Nate Westheimer’s piece “How Twitter Could Be Worth A Billion In A Year” got me thinking.
Nate’s idea was that instead of using @Name to indicate a reply, you could p Name $amount. Instead of reply to Joe, Pay Joe some $.
Even with the backing of Amazon, this good idea never came to be worth a billion dollars. Maybe it’s that because that market size of “I-owe-you-$5-but-I-don’t-have-cash-to-pay-you-now” just isn’t that big. Or maybe transaction fees killed the convenience.
There’s Gotta Be a Pony in there Somewhere
Nick O’Neill expanded on the thought
“Micropayments are currently an area of rising importance. While I may not text my friends $0.50, I could easily see an API tying into Twitter to transfer small payments for a virtual gift or obtaining access to a premium blog post.”
Buying something you want? Now we’re getting somewhere! I seldom need to pay you back $5, but I do often spend $5. I buy physical goods via amazon, and digital goods via iTunes.
Money is the new message
Today’s Twitter users are about sending status updates. That’s great, it’s fun, etc., and the mobile + web integration is powerful.
But what if you could somehow sell those “messages”?
Wait a minute: iTunes has already sold more than 4B songs. Could a twitter-style service enable people to buy and sell all types of digital goods from each other? A sort of distributed iTunes store where you can sell what you want?
|+||[all types of files]||>|
Since d (direct) messages are private and only visible to the direct recipient, it’s not a far leap to imagine a $ (premium) message type that requires payment to access.
In other words, don’t just send a message that you’d like some money (i.e. tipit), but put access controls on the messages so that they are only available to paying subscribers.
Now, what if these ($) premium messages could be a bit more flexible? What if they even supported attachments, so people could send –and thereby sell–pictures, videos, even mp3s or pdfs, directly. Talk about a lightweight model to sell and buy content!
And then, to extend the messaging “platform” even further, users should be able to publish or subscribe via SMS, web and EMAIL. Email?? Sure, it’s the easiest way attach a picture and send via your iphone. For security purposes, perhaps the email don’t contain all the content, but is used as a notification + publication channel.
Messaging + Commerce + Community = Profitability
I could also imagine artists setting up whole streams or flows where most or all the messages are premium. It becomes, in a sense, a fan club. Instead of buying messages in an a-la-carte fashion, just subscribe by the month. Commerce comes on the heels of value and is closely followed by profitability. If there’s no real value, there won’t be any commerce.

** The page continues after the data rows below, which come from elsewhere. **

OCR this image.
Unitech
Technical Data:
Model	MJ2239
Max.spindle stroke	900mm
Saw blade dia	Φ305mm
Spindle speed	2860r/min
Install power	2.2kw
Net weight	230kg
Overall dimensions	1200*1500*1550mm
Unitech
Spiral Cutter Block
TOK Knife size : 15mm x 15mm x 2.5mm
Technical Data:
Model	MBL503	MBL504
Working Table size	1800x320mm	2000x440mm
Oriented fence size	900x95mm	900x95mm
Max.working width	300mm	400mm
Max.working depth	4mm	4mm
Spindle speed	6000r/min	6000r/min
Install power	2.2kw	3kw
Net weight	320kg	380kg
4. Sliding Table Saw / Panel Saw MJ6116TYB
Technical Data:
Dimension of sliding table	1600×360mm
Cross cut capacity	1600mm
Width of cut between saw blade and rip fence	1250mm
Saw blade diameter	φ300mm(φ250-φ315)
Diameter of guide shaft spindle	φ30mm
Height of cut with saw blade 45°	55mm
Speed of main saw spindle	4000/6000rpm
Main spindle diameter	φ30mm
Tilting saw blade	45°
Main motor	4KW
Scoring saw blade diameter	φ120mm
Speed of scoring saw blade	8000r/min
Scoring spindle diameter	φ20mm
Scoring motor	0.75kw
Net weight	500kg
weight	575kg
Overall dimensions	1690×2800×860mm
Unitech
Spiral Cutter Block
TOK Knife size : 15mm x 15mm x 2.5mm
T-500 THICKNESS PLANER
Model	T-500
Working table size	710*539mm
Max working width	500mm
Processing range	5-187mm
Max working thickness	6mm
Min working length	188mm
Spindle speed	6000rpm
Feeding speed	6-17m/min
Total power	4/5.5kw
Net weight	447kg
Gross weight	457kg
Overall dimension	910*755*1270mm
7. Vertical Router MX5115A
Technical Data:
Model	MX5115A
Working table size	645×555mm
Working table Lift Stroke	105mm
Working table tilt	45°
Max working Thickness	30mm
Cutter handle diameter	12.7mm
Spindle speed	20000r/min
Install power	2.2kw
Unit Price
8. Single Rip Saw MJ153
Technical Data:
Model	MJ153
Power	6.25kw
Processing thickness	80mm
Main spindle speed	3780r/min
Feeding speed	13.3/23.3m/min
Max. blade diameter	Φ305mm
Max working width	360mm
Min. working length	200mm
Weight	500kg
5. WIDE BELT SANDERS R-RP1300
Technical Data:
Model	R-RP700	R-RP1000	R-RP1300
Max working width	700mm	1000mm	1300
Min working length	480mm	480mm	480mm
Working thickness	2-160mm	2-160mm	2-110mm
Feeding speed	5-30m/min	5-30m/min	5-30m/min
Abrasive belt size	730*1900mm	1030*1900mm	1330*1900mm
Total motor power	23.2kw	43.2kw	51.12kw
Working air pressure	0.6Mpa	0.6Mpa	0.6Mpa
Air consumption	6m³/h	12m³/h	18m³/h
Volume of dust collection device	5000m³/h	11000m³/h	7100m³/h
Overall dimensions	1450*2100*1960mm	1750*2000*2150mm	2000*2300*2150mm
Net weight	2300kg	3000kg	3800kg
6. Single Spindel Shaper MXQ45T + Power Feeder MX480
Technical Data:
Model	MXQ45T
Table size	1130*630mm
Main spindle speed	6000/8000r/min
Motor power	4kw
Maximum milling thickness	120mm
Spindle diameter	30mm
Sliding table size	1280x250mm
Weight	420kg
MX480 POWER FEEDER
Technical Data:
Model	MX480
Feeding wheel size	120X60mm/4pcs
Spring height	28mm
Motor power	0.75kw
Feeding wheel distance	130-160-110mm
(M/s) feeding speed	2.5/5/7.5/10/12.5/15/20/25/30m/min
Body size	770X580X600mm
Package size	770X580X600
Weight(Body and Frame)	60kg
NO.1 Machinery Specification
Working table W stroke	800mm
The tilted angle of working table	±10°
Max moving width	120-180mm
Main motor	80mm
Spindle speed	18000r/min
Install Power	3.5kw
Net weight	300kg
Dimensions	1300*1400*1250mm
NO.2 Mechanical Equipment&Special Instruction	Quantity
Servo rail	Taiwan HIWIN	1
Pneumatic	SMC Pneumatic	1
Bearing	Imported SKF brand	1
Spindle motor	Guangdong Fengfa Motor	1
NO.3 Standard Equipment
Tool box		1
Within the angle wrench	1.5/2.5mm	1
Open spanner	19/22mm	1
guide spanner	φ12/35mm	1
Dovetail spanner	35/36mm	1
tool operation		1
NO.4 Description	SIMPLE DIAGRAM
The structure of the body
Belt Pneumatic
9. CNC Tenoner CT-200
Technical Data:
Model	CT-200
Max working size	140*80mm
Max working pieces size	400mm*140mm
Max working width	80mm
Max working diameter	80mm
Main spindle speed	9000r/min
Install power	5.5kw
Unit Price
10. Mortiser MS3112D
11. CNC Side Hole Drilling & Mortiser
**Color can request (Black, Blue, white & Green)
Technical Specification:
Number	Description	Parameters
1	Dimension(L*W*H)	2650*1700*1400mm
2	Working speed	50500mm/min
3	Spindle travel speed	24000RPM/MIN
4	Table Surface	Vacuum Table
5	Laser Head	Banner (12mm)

What kind of person has the value to attract large numbers of fans willing to pay them money for messages and photos?
- Celebrities are one obvious market.
- Sports personalities are also interesting.
- And what about musicians?
Let Lindey snap her own pics of herself in the club and scoop all the tabloids. Get it direct and in real time.
Imagine a bad call on your favorite player. He hits the bench, and busts out a short message on his phone. A few moments later, all his subscribing fans erupt in unison with a chant. Who wouldn’t pay a few bucks a month to be part of that?
Maybe their music is freely included to subscribers of their messages . And while few musicians can manage to faithfully write blog posts,it’s easy to bang out an SMS to your fans and show some love! Attach a pic from the tour bus, of today’s rehearsal, or alternate album cover art.
This casual / personal / raw message format couldn’t be easier for the stars to do, and holds great value to fans.
Bring Fans Together
After you get a coveted message from a star, what do you want to do next? You want to tell other people!
So give the subscribers–the fans–private rooms, aka “Owners Circles” where they can discuss and share with each other. Give them a robust commenting solution–something with threaded comments, and spam protection and ignore-this-annoying-user controls, and give them an inbox where they can see replies to their comments.
The stars will want to hang out in these subscriber’s room, too, since it’s a concentration of their true fans.
Someone has to be First
Bringing payments and commerce to twitter-style messaging is too large to ignore. You just can’t have mobile + web this close together and ignore the great potent for fans and stars with lightweight commerce.
There’s zero doubt that a secure commerce solution would enhance the value of Twitter and chart a path to profitability. But will one of the big web properties (Myspace, Facebook , Amazon, Microsoft) get into this new messaging plus commerce plus community space before Twitter?
Connecting Fans and Stars? Oh yeah. It’s time to turn this motha OUT.